ADB's technical assistance grant, the size of which was not revealed, will finance a study of Thailand's water supply conducted by consultants with expertise in leak detection, rehabilitation and water-loss management. The consultants will train eight engineers and eight technicians drawn from the 10 administrative regions of PWA to carry out the techniques of water control recommended by the project's findings.
In complementary studies, four Thai towns -- Phattalung, Surat Thani, Ubon Ratchthani and Surin -- will be used as representative samples of the water supply system.
Control of nonrevenue water is an important part of Thailand's plan to bring clean water to provincial areas by the end of the International Drinking Water Supply and Sanitation Decade (1980-90), sponsored by the United Nations.
The ADB has approved a $4 million concessional loan and a $225,000 technical assistance grant to improve Honiara Port, the largest of nine major ports in the Solomon Islands.
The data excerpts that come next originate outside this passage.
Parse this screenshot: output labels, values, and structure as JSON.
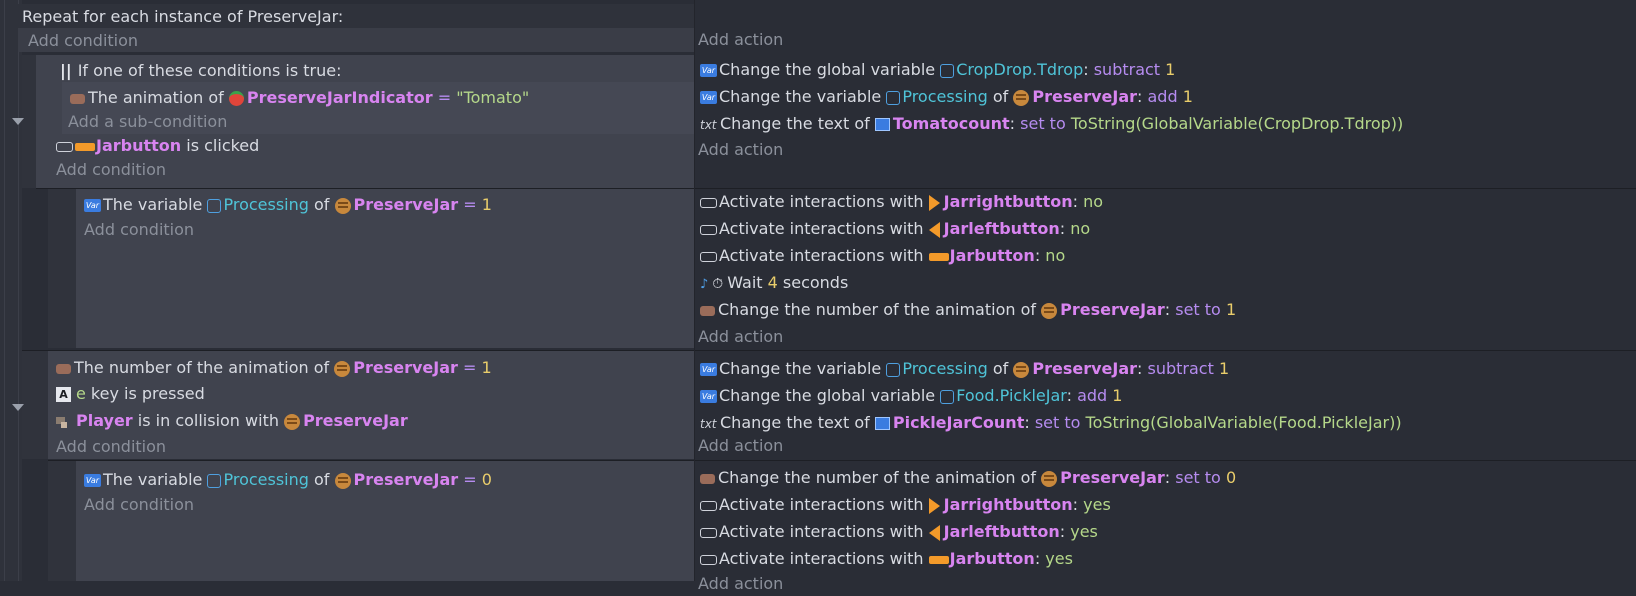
{
  "repeat_header": {
    "prefix": "Repeat for each instance of ",
    "object": "PreserveJar",
    "suffix": ":"
  },
  "labels": {
    "add_condition": "Add condition",
    "add_action": "Add action",
    "add_sub_condition": "Add a sub-condition"
  },
  "w": {
    "if_one_true": "If one of these conditions is true:",
    "the_animation_of": "The animation of ",
    "the_number_of_animation_of": "The number of the animation of ",
    "is_clicked": " is clicked",
    "key_pressed": " key is pressed",
    "in_collision_with": " is in collision with ",
    "the_variable": "The variable ",
    "of": " of ",
    "change_global_variable": "Change the global variable ",
    "change_variable": "Change the variable ",
    "change_text_of": "Change the text of ",
    "activate_interactions_with": "Activate interactions with ",
    "change_number_of_animation_of": "Change the number of the animation of ",
    "wait": "Wait ",
    "seconds": " seconds",
    "colon": ": ",
    "eq": " = ",
    "subtract": "subtract",
    "add": "add",
    "set_to": "set to",
    "no": "no",
    "yes": "yes"
  },
  "objects": {
    "preserve_jar": "PreserveJar",
    "preserve_jar_indicator": "PreserveJarIndicator",
    "jarbutton": "Jarbutton",
    "jarrightbutton": "Jarrightbutton",
    "jarleftbutton": "Jarleftbutton",
    "tomatocount": "Tomatocount",
    "pickle_jar_count": "PickleJarCount",
    "player": "Player"
  },
  "vars": {
    "crop_drop": "CropDrop.Tdrop",
    "processing": "Processing",
    "food_pickle": "Food.PickleJar"
  },
  "values": {
    "one": "1",
    "zero": "0",
    "four": "4",
    "tomato_str": "\"Tomato\"",
    "key_e": "e",
    "key_icon": "A",
    "tostring_crop": "ToString(GlobalVariable(CropDrop.Tdrop))",
    "tostring_pickle": "ToString(GlobalVariable(Food.PickleJar))"
  },
  "icons": {
    "var_badge": "Var"
  },
  "colors": {
    "background": "#2a2d36",
    "condition_panel": "#40434e",
    "object_name": "#d884f0",
    "variable_name": "#4fc4d8",
    "operator": "#b68cf0",
    "number": "#e9cd6b",
    "string": "#b5d88a",
    "muted_text": "#8b909b"
  }
}
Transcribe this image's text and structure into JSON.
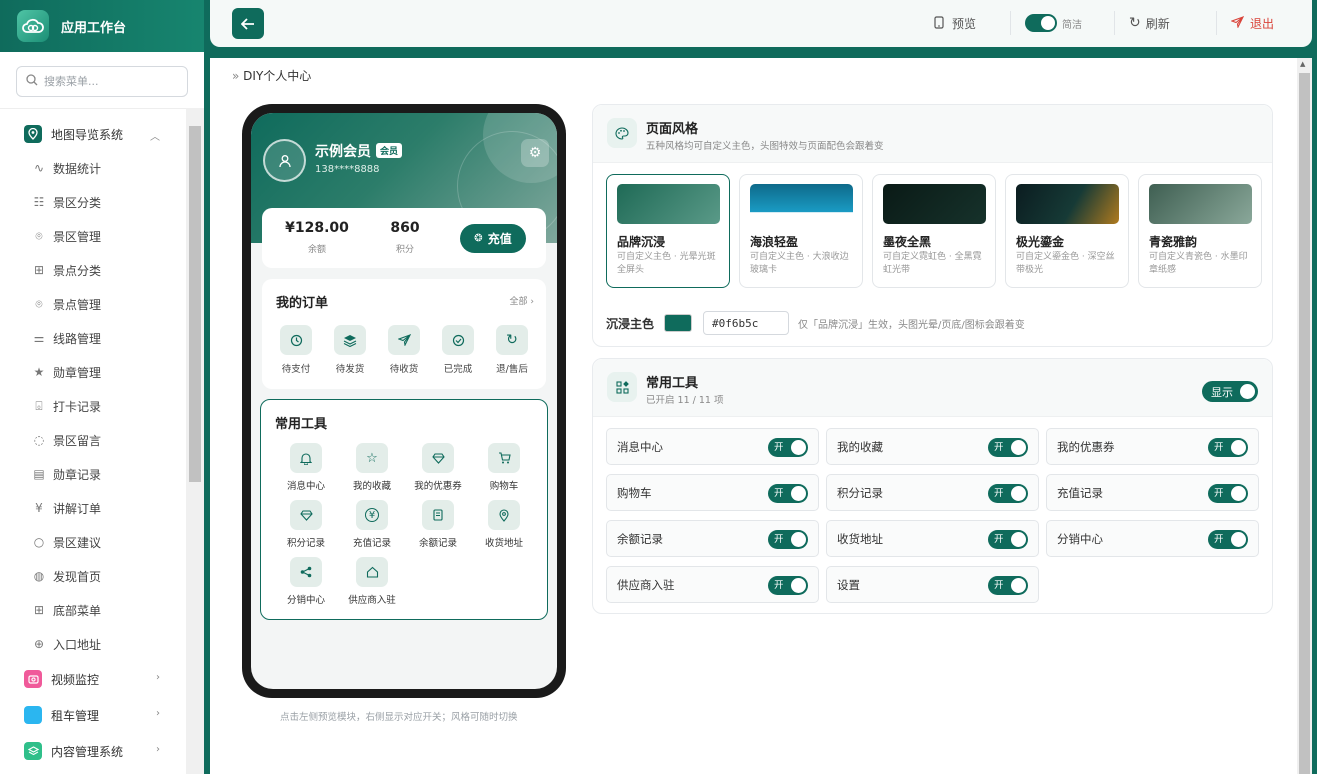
{
  "sidebar": {
    "app_title": "应用工作台",
    "search_placeholder": "搜索菜单...",
    "group1": "地图导览系统",
    "sub_items": [
      "数据统计",
      "景区分类",
      "景区管理",
      "景点分类",
      "景点管理",
      "线路管理",
      "勋章管理",
      "打卡记录",
      "景区留言",
      "勋章记录",
      "讲解订单",
      "景区建议",
      "发现首页",
      "底部菜单",
      "入口地址"
    ],
    "groups": [
      {
        "label": "视频监控",
        "color": "#f05a9a"
      },
      {
        "label": "租车管理",
        "color": "#2bb6f0"
      },
      {
        "label": "内容管理系统",
        "color": "#2fbf8a"
      }
    ]
  },
  "topbar": {
    "preview": "预览",
    "simple": "简洁",
    "refresh": "刷新",
    "logout": "退出"
  },
  "breadcrumb": "DIY个人中心",
  "phone": {
    "user_name": "示例会员",
    "member_badge": "会员",
    "user_phone": "138****8888",
    "balance_value": "¥128.00",
    "balance_label": "余额",
    "points_value": "860",
    "points_label": "积分",
    "recharge": "充值",
    "orders_title": "我的订单",
    "orders_all": "全部 ›",
    "orders": [
      "待支付",
      "待发货",
      "待收货",
      "已完成",
      "退/售后"
    ],
    "tools_title": "常用工具",
    "tools": [
      "消息中心",
      "我的收藏",
      "我的优惠券",
      "购物车",
      "积分记录",
      "充值记录",
      "余额记录",
      "收货地址",
      "分销中心",
      "供应商入驻"
    ],
    "hint": "点击左侧预览模块，右侧显示对应开关；风格可随时切换"
  },
  "style_panel": {
    "title": "页面风格",
    "subtitle": "五种风格均可自定义主色，头图特效与页面配色会跟着变",
    "themes": [
      {
        "name": "品牌沉浸",
        "desc": "可自定义主色 · 光晕光斑全屏头",
        "selected": true
      },
      {
        "name": "海浪轻盈",
        "desc": "可自定义主色 · 大浪收边玻璃卡",
        "selected": false
      },
      {
        "name": "墨夜全黑",
        "desc": "可自定义霓虹色 · 全黑霓虹光带",
        "selected": false
      },
      {
        "name": "极光鎏金",
        "desc": "可自定义鎏金色 · 深空丝带极光",
        "selected": false
      },
      {
        "name": "青瓷雅韵",
        "desc": "可自定义青瓷色 · 水墨印章纸感",
        "selected": false
      }
    ],
    "color_label": "沉浸主色",
    "color_hex": "#0f6b5c",
    "color_note": "仅「品牌沉浸」生效，头图光晕/页底/图标会跟着变"
  },
  "tools_panel": {
    "title": "常用工具",
    "subtitle": "已开启 11 / 11 项",
    "show_label": "显示",
    "on_label": "开",
    "items": [
      "消息中心",
      "我的收藏",
      "我的优惠券",
      "购物车",
      "积分记录",
      "充值记录",
      "余额记录",
      "收货地址",
      "分销中心",
      "供应商入驻",
      "设置"
    ]
  },
  "colors": {
    "brand": "#0f6b5c",
    "logout": "#d9443a"
  }
}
With aid from the ADB, the overseas wharf of Honiara Port, the country's principal international port, was extended in 1982 to accommodate cargo ships. But the original portion of the wharf now is deteriorating.
The second Honiara Port project will rehabilitate the original section of the wharf, improve its container-handling facilities, and upgrade the port's information system.
Total cost of the project is expected to be $5.52 million, of which $4.14 million is the foreign exchange cost and $1.38 million the local currency cost.